Consider professional training.
There are so many benefits to properly training your dog. It builds their confidence and trust, provides mental stimulation, and strengthens the bonds between you and your dog. Training is a core foundation of responsible pet ownership that will help you and your dog live a full and happy life together. But let's be honest, proper training can be overwhelming. It takes time, dedication, and consistency. So, is a professional trainer the right choice? Getting help from an outside source can provide a lifetime of benefits for both you and your dog. Here's a list of perks you can get from professional training.

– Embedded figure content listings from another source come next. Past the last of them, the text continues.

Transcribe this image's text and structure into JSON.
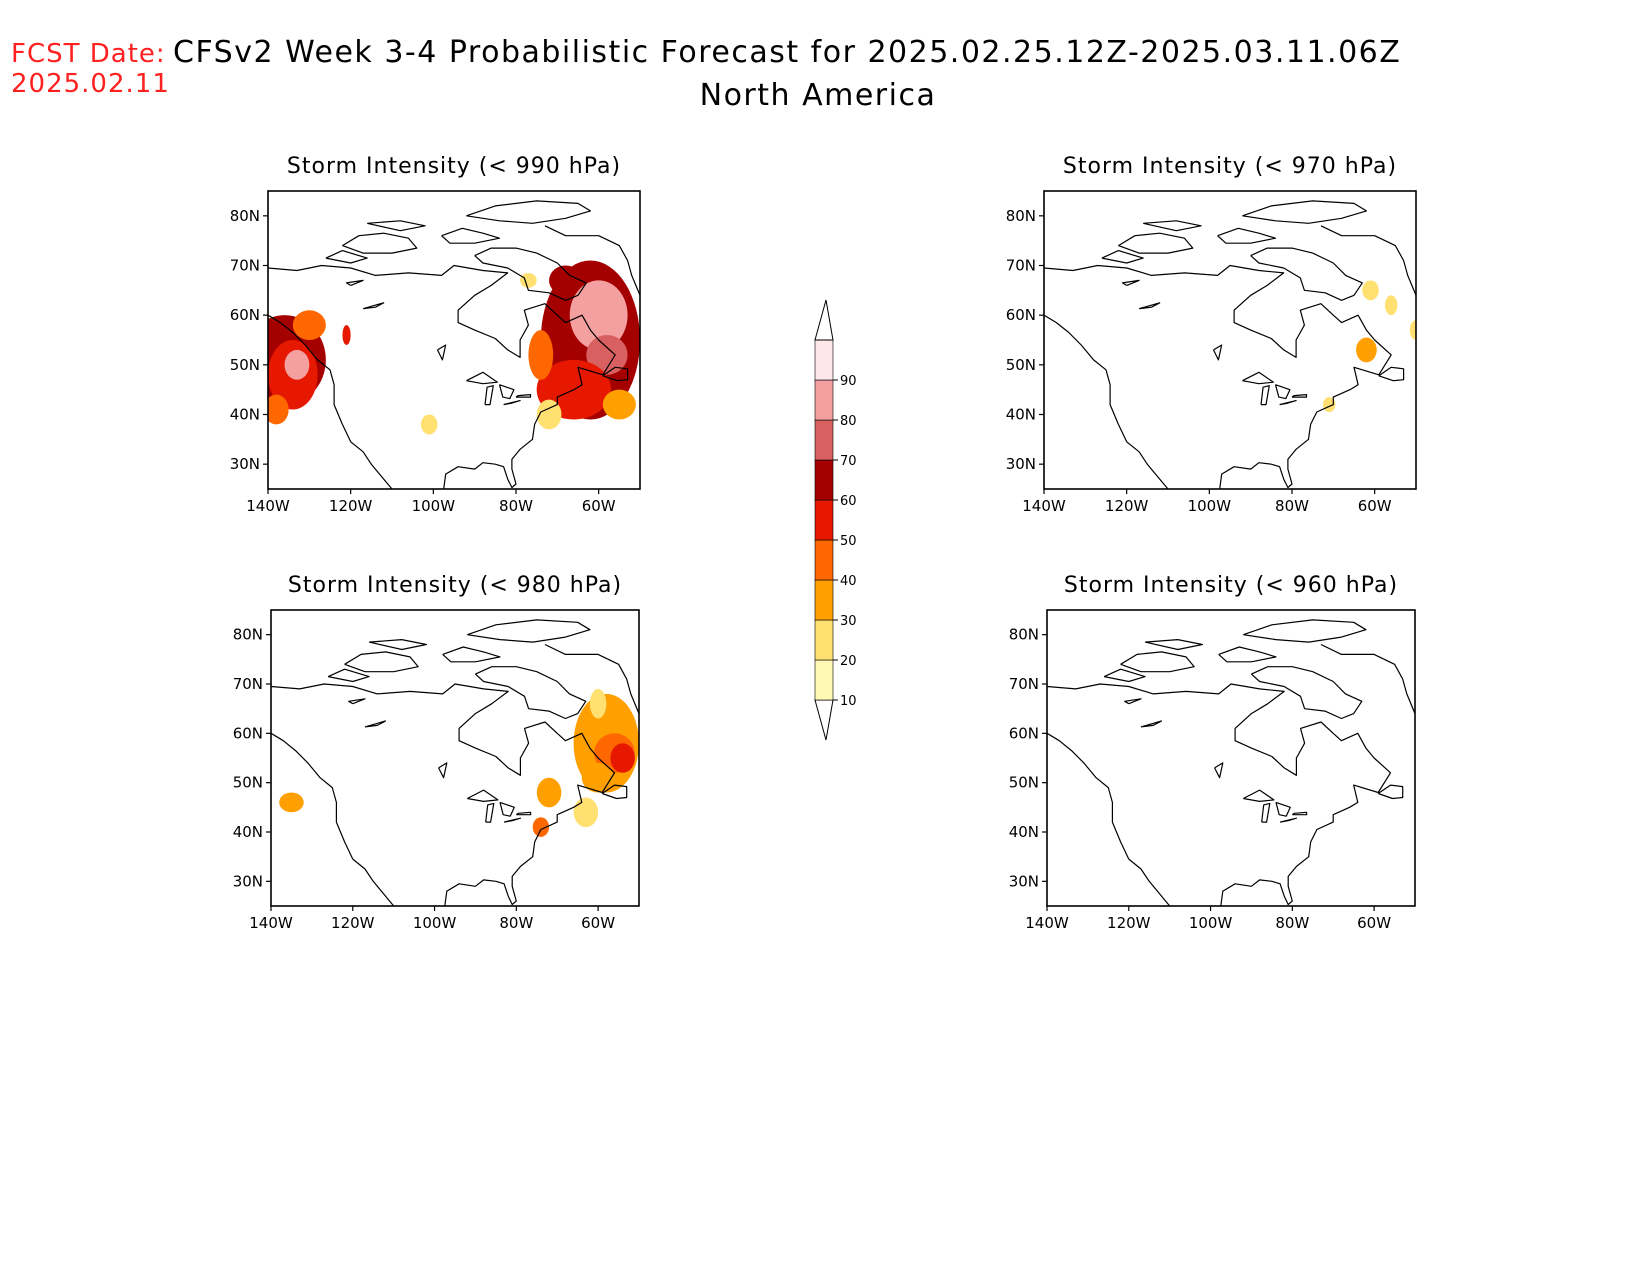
{
  "header": {
    "forecast_date_label": "FCST Date:",
    "forecast_date_value": "2025.02.11",
    "title_line1": "CFSv2 Week 3-4 Probabilistic Forecast for 2025.02.25.12Z-2025.03.11.06Z",
    "title_line2": "North America"
  },
  "axes": {
    "lat_ticks": [
      "80N",
      "70N",
      "60N",
      "50N",
      "40N",
      "30N"
    ],
    "lon_ticks": [
      "140W",
      "120W",
      "100W",
      "80W",
      "60W"
    ]
  },
  "panels": [
    {
      "id": "p990",
      "title": "Storm Intensity (< 990 hPa)",
      "blobs": [
        {
          "lon": -136,
          "lat": 51,
          "rx": 10,
          "ry": 9,
          "level": 6
        },
        {
          "lon": -134,
          "lat": 48,
          "rx": 6,
          "ry": 7,
          "level": 5
        },
        {
          "lon": -133,
          "lat": 50,
          "rx": 3,
          "ry": 3,
          "level": 8
        },
        {
          "lon": -130,
          "lat": 58,
          "rx": 4,
          "ry": 3,
          "level": 4
        },
        {
          "lon": -138,
          "lat": 41,
          "rx": 3,
          "ry": 3,
          "level": 4
        },
        {
          "lon": -121,
          "lat": 56,
          "rx": 1,
          "ry": 2,
          "level": 5
        },
        {
          "lon": -101,
          "lat": 38,
          "rx": 2,
          "ry": 2,
          "level": 2
        },
        {
          "lon": -62,
          "lat": 55,
          "rx": 12,
          "ry": 16,
          "level": 6
        },
        {
          "lon": -60,
          "lat": 60,
          "rx": 7,
          "ry": 7,
          "level": 8
        },
        {
          "lon": -58,
          "lat": 52,
          "rx": 5,
          "ry": 4,
          "level": 7
        },
        {
          "lon": -66,
          "lat": 45,
          "rx": 9,
          "ry": 6,
          "level": 5
        },
        {
          "lon": -68,
          "lat": 67,
          "rx": 4,
          "ry": 3,
          "level": 6
        },
        {
          "lon": -74,
          "lat": 52,
          "rx": 3,
          "ry": 5,
          "level": 4
        },
        {
          "lon": -55,
          "lat": 42,
          "rx": 4,
          "ry": 3,
          "level": 3
        },
        {
          "lon": -72,
          "lat": 40,
          "rx": 3,
          "ry": 3,
          "level": 2
        },
        {
          "lon": -77,
          "lat": 67,
          "rx": 2,
          "ry": 1.5,
          "level": 2
        }
      ]
    },
    {
      "id": "p970",
      "title": "Storm Intensity (< 970 hPa)",
      "blobs": [
        {
          "lon": -61,
          "lat": 65,
          "rx": 2,
          "ry": 2,
          "level": 2
        },
        {
          "lon": -62,
          "lat": 53,
          "rx": 2.5,
          "ry": 2.5,
          "level": 3
        },
        {
          "lon": -56,
          "lat": 62,
          "rx": 1.5,
          "ry": 2,
          "level": 2
        },
        {
          "lon": -50,
          "lat": 57,
          "rx": 1.5,
          "ry": 2,
          "level": 2
        },
        {
          "lon": -71,
          "lat": 42,
          "rx": 1.5,
          "ry": 1.5,
          "level": 2
        }
      ]
    },
    {
      "id": "p980",
      "title": "Storm Intensity (< 980 hPa)",
      "blobs": [
        {
          "lon": -58,
          "lat": 58,
          "rx": 8,
          "ry": 10,
          "level": 3
        },
        {
          "lon": -56,
          "lat": 56,
          "rx": 5,
          "ry": 4,
          "level": 4
        },
        {
          "lon": -54,
          "lat": 55,
          "rx": 3,
          "ry": 3,
          "level": 5
        },
        {
          "lon": -60,
          "lat": 51,
          "rx": 4,
          "ry": 3,
          "level": 3
        },
        {
          "lon": -60,
          "lat": 66,
          "rx": 2,
          "ry": 3,
          "level": 2
        },
        {
          "lon": -72,
          "lat": 48,
          "rx": 3,
          "ry": 3,
          "level": 3
        },
        {
          "lon": -74,
          "lat": 41,
          "rx": 2,
          "ry": 2,
          "level": 4
        },
        {
          "lon": -135,
          "lat": 46,
          "rx": 3,
          "ry": 2,
          "level": 3
        },
        {
          "lon": -63,
          "lat": 44,
          "rx": 3,
          "ry": 3,
          "level": 2
        }
      ]
    },
    {
      "id": "p960",
      "title": "Storm Intensity (< 960 hPa)",
      "blobs": []
    }
  ],
  "colorbar": {
    "labels": [
      "10",
      "20",
      "30",
      "40",
      "50",
      "60",
      "70",
      "80",
      "90"
    ],
    "colors": [
      "#fff9b3",
      "#ffe070",
      "#ffa000",
      "#ff6800",
      "#e61800",
      "#a50000",
      "#d96060",
      "#f4a0a0",
      "#ffe6ea"
    ]
  }
}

    Benefits of group training

  • Great socialization. When you enroll in a group training class, your puppy will be exposed to other dogs more. They'll get an opportunity to properly interact with other dogs and learn how to listen to you when meeting new friends.
  • Teaches them how to deal with distractions. Group classes challenge your dog must learn around other dogs. Learning new skills while dealing with distractions will teach your dog to tune out all the noise and focus on you.
  • Develops new skills. Group classes are set up to cover a particular number of topics & skills that your dog can learn and practice over the duration of the class.
  • Affordable choice. In general, group classes are more accessible because of their pricing. One trainer can teach an entire group of dogs (and their owners, like you), which allows the cost to be spread out among all the participants.

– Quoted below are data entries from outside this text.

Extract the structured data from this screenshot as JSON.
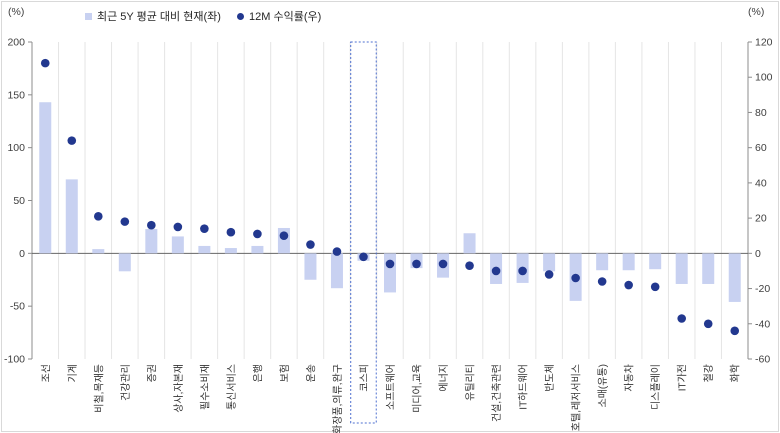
{
  "chart_data": {
    "type": "bar",
    "title": "",
    "categories": [
      "조선",
      "기계",
      "비철,목재등",
      "건강관리",
      "증권",
      "상사,자본재",
      "필수소비재",
      "통신서비스",
      "은행",
      "보험",
      "운송",
      "화장품,의류,완구",
      "코스피",
      "소프트웨어",
      "미디어,교육",
      "에너지",
      "유틸리티",
      "건설,건축관련",
      "IT하드웨어",
      "반도체",
      "호텔,레저서비스",
      "소매(유통)",
      "자동차",
      "디스플레이",
      "IT가전",
      "철강",
      "화학"
    ],
    "series": [
      {
        "name": "최근 5Y 평균 대비 현재(좌)",
        "type": "bar",
        "axis": "left",
        "values": [
          143,
          70,
          4,
          -17,
          23,
          16,
          7,
          5,
          7,
          24,
          -25,
          -33,
          -7,
          -37,
          -14,
          -23,
          19,
          -29,
          -28,
          -17,
          -45,
          -16,
          -16,
          -15,
          -29,
          -29,
          -46
        ]
      },
      {
        "name": "12M 수익률(우)",
        "type": "scatter",
        "axis": "right",
        "values": [
          108,
          64,
          21,
          18,
          16,
          15,
          14,
          12,
          11,
          10,
          5,
          1,
          -2,
          -6,
          -6,
          -6,
          -7,
          -10,
          -10,
          -12,
          -14,
          -16,
          -18,
          -19,
          -37,
          -40,
          -44
        ]
      }
    ],
    "left_axis": {
      "unit": "(%)",
      "ticks": [
        200,
        150,
        100,
        50,
        0,
        -50,
        -100
      ],
      "range": [
        -100,
        200
      ]
    },
    "right_axis": {
      "unit": "(%)",
      "ticks": [
        120,
        100,
        80,
        60,
        40,
        20,
        0,
        -20,
        -40,
        -60
      ],
      "range": [
        -60,
        120
      ]
    },
    "highlight": {
      "category": "코스피"
    },
    "grid": "vertical-only",
    "legend_position": "top",
    "colors": {
      "bar": "#c8d1f1",
      "dot": "#22388f",
      "highlight_border": "#4d6fd0",
      "grid": "#e5e5e5",
      "axis": "#8c8c8c",
      "zero_line": "#666666",
      "tick_text": "#404040",
      "category_text": "#333333"
    }
  },
  "legend": {
    "bar_label": "최근 5Y 평균 대비 현재(좌)",
    "dot_label": "12M 수익률(우)"
  },
  "axis_unit_left": "(%)",
  "axis_unit_right": "(%)"
}
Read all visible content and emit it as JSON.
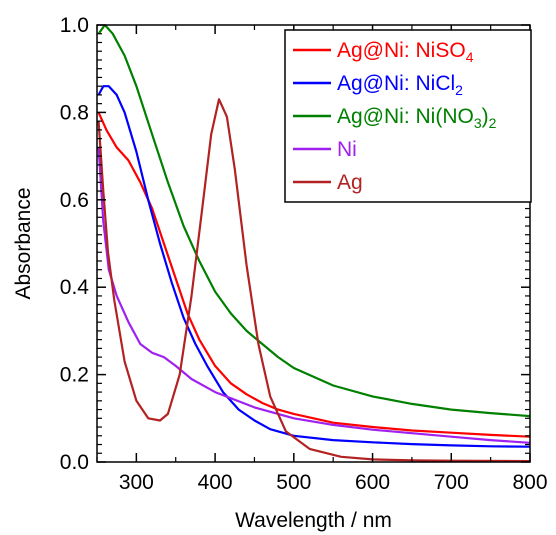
{
  "chart_data": {
    "type": "line",
    "title": "",
    "xlabel": "Wavelength / nm",
    "ylabel": "Absorbance",
    "xlim": [
      250,
      800
    ],
    "ylim": [
      0.0,
      1.0
    ],
    "x_ticks": [
      300,
      400,
      500,
      600,
      700,
      800
    ],
    "y_ticks": [
      0.0,
      0.2,
      0.4,
      0.6,
      0.8,
      1.0
    ],
    "x_tick_labels": [
      "300",
      "400",
      "500",
      "600",
      "700",
      "800"
    ],
    "y_tick_labels": [
      "0.0",
      "0.2",
      "0.4",
      "0.6",
      "0.8",
      "1.0"
    ],
    "grid": false,
    "legend_position": "top-right",
    "series": [
      {
        "name_parts": [
          {
            "t": "Ag@Ni: NiSO"
          },
          {
            "t": "4",
            "sub": true
          }
        ],
        "color": "#ff0000",
        "x": [
          252,
          262,
          275,
          290,
          305,
          320,
          335,
          350,
          365,
          380,
          400,
          420,
          440,
          460,
          480,
          500,
          550,
          600,
          650,
          700,
          750,
          800
        ],
        "y": [
          0.8,
          0.76,
          0.72,
          0.69,
          0.64,
          0.58,
          0.5,
          0.42,
          0.34,
          0.28,
          0.22,
          0.18,
          0.155,
          0.135,
          0.12,
          0.11,
          0.09,
          0.08,
          0.072,
          0.067,
          0.062,
          0.058
        ]
      },
      {
        "name_parts": [
          {
            "t": "Ag@Ni: NiCl"
          },
          {
            "t": "2",
            "sub": true
          }
        ],
        "color": "#0000ff",
        "x": [
          252,
          258,
          265,
          275,
          285,
          300,
          315,
          330,
          345,
          360,
          375,
          390,
          410,
          430,
          450,
          470,
          500,
          550,
          600,
          650,
          700,
          750,
          800
        ],
        "y": [
          0.84,
          0.86,
          0.86,
          0.84,
          0.8,
          0.71,
          0.6,
          0.5,
          0.41,
          0.33,
          0.27,
          0.22,
          0.16,
          0.12,
          0.095,
          0.075,
          0.06,
          0.05,
          0.045,
          0.041,
          0.038,
          0.036,
          0.035
        ]
      },
      {
        "name_parts": [
          {
            "t": "Ag@Ni: Ni(NO"
          },
          {
            "t": "3",
            "sub": true
          },
          {
            "t": ")"
          },
          {
            "t": "2",
            "sub": true
          }
        ],
        "color": "#008000",
        "x": [
          252,
          260,
          270,
          285,
          300,
          320,
          340,
          360,
          380,
          400,
          420,
          440,
          460,
          480,
          500,
          550,
          600,
          650,
          700,
          750,
          800
        ],
        "y": [
          0.98,
          1.0,
          0.98,
          0.93,
          0.86,
          0.75,
          0.64,
          0.54,
          0.46,
          0.39,
          0.34,
          0.3,
          0.27,
          0.24,
          0.215,
          0.175,
          0.15,
          0.133,
          0.12,
          0.112,
          0.105
        ]
      },
      {
        "name_parts": [
          {
            "t": "Ni"
          }
        ],
        "color": "#a020f0",
        "x": [
          252,
          258,
          265,
          275,
          290,
          305,
          320,
          335,
          350,
          370,
          400,
          450,
          500,
          550,
          600,
          650,
          700,
          750,
          800
        ],
        "y": [
          0.72,
          0.55,
          0.44,
          0.38,
          0.32,
          0.27,
          0.25,
          0.24,
          0.22,
          0.19,
          0.16,
          0.125,
          0.1,
          0.085,
          0.074,
          0.066,
          0.058,
          0.05,
          0.044
        ]
      },
      {
        "name_parts": [
          {
            "t": "Ag"
          }
        ],
        "color": "#b22222",
        "x": [
          252,
          258,
          264,
          272,
          285,
          300,
          315,
          330,
          340,
          355,
          370,
          385,
          395,
          405,
          415,
          425,
          440,
          455,
          470,
          490,
          520,
          560,
          600,
          650,
          700,
          800
        ],
        "y": [
          0.78,
          0.62,
          0.48,
          0.37,
          0.23,
          0.14,
          0.1,
          0.095,
          0.11,
          0.2,
          0.38,
          0.6,
          0.75,
          0.83,
          0.79,
          0.67,
          0.45,
          0.27,
          0.15,
          0.07,
          0.03,
          0.012,
          0.006,
          0.004,
          0.003,
          0.002
        ]
      }
    ]
  }
}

    Benefits of private training

  • Custom learning. A huge benefit of private training is the 100% attention your puppy will receive from their trainer. Every puppy is different and learns at their own pace. This training method allows you to reach specific goals with a personalized training plan.
  • Train from home. This gives your puppy a chance to learn in their space and environment, which makes it easier for you and your puppy to practice new behaviors more efficiently.
  • Minimal distractions. It can be difficult for your puppy to focus when other people and dogs are around. Some have a difficult time concentrating with so much going on around them. Private lessons only involve distractions intentionally to teach comprehension skills.
  • Homework and support. Your little pup may grasp certain lessons more easily than others. Private training allows you to spend an appropriate amount of time on each skill, and your trainer can provide you with helpful materials that can help you in areas that require the most attention.
  • Where should you go?

    Selecting the right trainer for your pup is very important. It’s best to start by asking around for recommendations. You may ask your breeder who they would recommend training your puppy. Check out Instagram from local options right in your area. You can also ask neighbors, friends, and family. If you choose to train your pup on your own, we recommend getting tips and information from Baxter & Bella. They offer great strategies and programs that will allow you to properly train your fur baby right from your own home.

Prepare for success with supplies

To ensure an easier transition to your home, it's essential to have your supplies ready beforehand. Puppies are known to be busy for a reason. Not only are they growing physically, but also mentally. You'll work together to establish proper routines, behaviors, and cuddles. You can expect to go through many supplies like blankets, toys, and even beds. We recommend stocking up on cheaper items in the beginning and investing in nicer products when your fur baby has made significant progress in their training.